27 Railway Street Chatham Kent, ME4 4RH

, Consent for a Filling


Medway Smile – Consent Form

    Consent for a Filling

    Placing a filling is a dental procedure during which decay is removed from a tooth and the cavity is restored with a filling material. The intended benefits of the procedure include removal or prevention of pain and returning the tooth to its correct shape.

    As with all medical procedures there are risks and potential complications which you must be aware of before you can give your consent to proceed..

    Expected complications
    • Numbness lasting a few hours.

    • Soreness of the gums lasting a few days.

    Common risks and complications
    • Trauma to other parts of the mouth including adjacent teeth, gums, cheeks, tongue etc.

    • Some teeth will still be sensitive for some time after the procedure.

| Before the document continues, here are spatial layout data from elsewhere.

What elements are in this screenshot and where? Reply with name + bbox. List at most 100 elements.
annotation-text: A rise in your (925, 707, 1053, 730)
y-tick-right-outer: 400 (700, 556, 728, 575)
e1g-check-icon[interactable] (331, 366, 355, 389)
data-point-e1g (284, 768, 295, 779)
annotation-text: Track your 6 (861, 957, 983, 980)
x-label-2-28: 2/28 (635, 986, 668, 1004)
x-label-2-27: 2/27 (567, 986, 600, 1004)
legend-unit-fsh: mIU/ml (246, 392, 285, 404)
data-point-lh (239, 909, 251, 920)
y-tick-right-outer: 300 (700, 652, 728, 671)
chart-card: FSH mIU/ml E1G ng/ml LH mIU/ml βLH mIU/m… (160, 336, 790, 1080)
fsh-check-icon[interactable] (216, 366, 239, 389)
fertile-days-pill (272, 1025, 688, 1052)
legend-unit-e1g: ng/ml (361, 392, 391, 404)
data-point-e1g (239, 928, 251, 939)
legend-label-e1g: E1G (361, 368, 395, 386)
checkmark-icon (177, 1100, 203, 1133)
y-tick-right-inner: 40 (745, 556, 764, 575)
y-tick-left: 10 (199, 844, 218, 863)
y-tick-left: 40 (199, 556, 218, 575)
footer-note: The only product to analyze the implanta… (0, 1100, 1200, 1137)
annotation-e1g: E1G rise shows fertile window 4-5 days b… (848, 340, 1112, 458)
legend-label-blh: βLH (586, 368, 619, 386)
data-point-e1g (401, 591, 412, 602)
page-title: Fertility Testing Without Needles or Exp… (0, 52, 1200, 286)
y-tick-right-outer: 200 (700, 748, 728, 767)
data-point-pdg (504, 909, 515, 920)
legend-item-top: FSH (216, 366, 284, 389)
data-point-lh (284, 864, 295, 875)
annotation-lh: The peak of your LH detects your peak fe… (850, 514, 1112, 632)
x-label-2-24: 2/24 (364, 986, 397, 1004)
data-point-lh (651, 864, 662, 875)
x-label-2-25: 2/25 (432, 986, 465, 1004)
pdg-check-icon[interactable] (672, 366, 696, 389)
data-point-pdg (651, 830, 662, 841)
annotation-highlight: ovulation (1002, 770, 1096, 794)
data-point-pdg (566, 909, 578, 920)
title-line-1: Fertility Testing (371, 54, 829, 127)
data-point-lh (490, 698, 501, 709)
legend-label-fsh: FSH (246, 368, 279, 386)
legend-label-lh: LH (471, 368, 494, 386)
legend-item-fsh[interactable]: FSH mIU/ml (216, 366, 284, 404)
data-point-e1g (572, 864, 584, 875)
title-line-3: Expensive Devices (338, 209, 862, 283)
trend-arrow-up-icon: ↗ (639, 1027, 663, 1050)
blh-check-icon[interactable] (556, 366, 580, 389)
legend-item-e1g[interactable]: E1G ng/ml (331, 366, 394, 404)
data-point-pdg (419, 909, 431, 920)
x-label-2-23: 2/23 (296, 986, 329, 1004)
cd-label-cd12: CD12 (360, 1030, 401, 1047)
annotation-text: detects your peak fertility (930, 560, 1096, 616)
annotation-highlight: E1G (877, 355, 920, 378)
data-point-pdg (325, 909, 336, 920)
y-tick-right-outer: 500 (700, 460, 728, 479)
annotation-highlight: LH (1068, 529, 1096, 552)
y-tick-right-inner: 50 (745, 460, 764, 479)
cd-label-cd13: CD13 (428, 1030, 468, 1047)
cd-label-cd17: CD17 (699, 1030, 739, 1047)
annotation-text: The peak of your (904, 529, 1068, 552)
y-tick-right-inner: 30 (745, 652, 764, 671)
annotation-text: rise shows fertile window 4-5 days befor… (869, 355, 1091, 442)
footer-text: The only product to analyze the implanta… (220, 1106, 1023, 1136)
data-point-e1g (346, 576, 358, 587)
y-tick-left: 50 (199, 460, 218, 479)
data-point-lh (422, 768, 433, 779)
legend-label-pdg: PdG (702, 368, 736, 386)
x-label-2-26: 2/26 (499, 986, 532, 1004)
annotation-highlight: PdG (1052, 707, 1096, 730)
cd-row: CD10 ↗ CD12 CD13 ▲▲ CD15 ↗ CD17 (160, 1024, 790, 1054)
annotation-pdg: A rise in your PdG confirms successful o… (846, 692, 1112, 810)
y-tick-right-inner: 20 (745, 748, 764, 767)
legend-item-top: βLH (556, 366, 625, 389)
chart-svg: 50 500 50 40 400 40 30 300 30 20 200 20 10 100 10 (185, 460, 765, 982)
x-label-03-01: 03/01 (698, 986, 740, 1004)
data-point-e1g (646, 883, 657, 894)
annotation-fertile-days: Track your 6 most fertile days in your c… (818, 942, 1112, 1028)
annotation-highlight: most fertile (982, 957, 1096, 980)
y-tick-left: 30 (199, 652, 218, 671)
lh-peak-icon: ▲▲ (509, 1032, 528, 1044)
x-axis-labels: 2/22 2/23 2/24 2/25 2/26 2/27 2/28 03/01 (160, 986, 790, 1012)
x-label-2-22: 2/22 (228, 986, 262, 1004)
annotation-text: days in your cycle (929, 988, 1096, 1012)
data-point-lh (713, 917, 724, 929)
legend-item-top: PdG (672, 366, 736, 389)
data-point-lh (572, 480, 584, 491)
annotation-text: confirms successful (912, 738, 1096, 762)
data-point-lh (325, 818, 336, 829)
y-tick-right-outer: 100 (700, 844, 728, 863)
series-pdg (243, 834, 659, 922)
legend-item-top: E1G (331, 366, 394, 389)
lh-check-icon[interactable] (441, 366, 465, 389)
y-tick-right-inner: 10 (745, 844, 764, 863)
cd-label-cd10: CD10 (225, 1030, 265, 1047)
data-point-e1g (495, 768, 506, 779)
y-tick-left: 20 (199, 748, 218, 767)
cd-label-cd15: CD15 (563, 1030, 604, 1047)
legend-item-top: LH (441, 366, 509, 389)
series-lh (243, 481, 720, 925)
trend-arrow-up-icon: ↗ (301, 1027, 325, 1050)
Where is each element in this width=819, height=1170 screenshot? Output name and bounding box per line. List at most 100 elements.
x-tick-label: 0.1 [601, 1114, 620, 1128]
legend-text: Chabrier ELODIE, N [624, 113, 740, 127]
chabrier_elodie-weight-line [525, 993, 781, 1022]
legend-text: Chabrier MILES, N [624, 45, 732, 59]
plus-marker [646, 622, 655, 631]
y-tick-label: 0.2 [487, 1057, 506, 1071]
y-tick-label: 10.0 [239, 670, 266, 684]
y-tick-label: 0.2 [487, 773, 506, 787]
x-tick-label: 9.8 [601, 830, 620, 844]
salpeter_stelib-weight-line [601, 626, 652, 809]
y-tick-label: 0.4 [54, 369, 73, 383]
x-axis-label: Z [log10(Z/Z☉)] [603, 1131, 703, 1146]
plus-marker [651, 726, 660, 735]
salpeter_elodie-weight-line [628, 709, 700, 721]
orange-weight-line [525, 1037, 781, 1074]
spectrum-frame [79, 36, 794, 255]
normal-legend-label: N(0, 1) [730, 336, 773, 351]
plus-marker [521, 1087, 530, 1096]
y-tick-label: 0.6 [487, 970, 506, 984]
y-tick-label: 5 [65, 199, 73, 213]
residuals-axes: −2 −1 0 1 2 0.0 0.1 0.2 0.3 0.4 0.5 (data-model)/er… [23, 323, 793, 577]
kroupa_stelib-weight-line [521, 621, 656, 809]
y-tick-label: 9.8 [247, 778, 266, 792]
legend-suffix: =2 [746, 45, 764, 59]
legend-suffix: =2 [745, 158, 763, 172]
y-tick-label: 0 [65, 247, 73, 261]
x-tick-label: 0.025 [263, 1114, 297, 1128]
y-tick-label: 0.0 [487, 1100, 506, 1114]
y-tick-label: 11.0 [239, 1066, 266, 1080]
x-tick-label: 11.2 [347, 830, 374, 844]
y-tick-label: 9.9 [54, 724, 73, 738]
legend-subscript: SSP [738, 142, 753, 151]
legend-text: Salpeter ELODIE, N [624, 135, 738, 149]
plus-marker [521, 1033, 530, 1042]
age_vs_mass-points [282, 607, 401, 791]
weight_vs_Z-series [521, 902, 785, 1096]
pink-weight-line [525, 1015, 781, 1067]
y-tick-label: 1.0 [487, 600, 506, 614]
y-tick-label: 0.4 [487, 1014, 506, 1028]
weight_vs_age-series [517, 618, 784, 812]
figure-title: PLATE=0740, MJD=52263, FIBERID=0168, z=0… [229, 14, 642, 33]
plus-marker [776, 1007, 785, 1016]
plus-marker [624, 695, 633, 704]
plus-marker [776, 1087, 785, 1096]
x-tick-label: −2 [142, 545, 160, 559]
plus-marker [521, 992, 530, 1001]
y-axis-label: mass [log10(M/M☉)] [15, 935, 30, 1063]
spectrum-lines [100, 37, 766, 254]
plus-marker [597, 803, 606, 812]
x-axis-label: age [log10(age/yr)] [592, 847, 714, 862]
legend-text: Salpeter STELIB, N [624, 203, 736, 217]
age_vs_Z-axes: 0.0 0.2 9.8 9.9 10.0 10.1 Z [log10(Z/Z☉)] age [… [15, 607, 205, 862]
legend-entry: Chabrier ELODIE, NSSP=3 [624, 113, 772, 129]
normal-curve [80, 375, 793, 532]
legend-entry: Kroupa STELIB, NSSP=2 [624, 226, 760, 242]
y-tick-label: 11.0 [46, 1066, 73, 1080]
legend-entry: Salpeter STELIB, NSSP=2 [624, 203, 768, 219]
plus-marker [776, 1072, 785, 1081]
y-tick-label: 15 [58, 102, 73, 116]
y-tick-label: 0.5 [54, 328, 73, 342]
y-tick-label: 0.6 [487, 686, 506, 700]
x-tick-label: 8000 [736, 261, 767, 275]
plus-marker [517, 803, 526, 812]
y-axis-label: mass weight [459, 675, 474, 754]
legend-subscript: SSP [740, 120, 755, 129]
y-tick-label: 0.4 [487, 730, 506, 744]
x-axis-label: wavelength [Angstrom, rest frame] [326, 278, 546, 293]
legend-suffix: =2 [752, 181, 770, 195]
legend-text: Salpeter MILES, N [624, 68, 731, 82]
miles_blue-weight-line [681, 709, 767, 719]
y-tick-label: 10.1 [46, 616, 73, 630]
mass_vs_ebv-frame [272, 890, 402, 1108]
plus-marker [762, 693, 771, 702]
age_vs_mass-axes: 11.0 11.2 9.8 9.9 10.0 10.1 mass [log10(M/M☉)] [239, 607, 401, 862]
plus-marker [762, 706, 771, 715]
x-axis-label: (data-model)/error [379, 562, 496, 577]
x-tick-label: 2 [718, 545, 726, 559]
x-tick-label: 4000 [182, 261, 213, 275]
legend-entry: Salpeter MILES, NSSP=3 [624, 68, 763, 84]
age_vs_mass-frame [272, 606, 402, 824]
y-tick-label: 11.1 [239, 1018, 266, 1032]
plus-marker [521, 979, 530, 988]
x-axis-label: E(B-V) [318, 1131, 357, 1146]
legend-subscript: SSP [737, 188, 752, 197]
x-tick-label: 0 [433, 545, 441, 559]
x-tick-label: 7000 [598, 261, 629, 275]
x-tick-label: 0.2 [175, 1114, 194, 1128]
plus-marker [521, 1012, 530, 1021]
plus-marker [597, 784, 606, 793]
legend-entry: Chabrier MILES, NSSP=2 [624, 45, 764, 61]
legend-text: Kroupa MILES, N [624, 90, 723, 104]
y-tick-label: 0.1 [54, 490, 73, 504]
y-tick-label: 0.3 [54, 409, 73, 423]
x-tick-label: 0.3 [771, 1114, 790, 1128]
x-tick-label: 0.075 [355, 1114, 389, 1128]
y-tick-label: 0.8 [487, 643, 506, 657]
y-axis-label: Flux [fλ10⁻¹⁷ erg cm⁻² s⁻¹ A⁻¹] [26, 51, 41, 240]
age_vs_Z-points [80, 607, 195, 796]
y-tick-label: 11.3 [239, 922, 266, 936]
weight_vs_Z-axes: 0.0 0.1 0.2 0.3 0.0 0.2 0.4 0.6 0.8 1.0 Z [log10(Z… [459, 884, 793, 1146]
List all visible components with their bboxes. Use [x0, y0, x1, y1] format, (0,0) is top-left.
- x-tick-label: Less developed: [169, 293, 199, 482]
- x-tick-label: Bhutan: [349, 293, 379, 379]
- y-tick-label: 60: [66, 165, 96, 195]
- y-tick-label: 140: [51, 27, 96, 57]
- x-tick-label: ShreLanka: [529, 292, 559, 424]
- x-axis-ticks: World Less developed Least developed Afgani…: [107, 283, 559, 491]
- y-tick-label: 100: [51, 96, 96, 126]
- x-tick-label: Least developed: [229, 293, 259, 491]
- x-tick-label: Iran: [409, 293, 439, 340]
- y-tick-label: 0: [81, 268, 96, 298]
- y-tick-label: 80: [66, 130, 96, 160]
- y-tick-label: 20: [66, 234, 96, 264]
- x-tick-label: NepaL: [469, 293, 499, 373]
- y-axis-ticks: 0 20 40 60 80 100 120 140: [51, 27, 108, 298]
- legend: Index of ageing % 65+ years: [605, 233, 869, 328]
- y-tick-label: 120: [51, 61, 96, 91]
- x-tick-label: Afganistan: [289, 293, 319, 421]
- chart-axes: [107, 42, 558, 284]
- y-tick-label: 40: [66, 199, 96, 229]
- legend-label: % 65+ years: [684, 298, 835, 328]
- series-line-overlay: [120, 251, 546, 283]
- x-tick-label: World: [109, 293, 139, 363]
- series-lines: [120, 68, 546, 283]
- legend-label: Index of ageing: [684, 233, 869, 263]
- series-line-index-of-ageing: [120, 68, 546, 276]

    • Darkening of the tooth depending on the material used.

    • Inability to return the tooth to a perfect shape which could result in it being more difficult to look after.

    Rare risks and complications
    • Weakening of the tooth being treated meaning it might require further work in the future to restore it to decent strength.

    • Trauma to tissues underneath the tooth including bone, sinus, nerves supplying other teeth etc.

    • Allergic reaction to something used during the procedure.

    Fillings are not successful 100% of the time even if all parts of the procedure go as planned. The decay may have already irritated the nerve which could result in toothache in the future. Therefore some teeth that have undergone this procedure will require a root canal treatment or might require extraction.

    Alternative options
    • 1. Referral to a specialist in this field who may be able treat the tooth better via the use of a microscope and specialist equipment etc.

    • 2. Treating the tooth in a different way such as extraction or crowning the tooth.

    • 3. Refusing treatment but this will result in a high risk of further pain and infection from this tooth.

    By signing below I acknowledge that this procedure has been explained to me and I have had time to ask questions, consider my options and am happy to proceed. I am also aware that I have the right to seek a second opinion from another dentist at any time.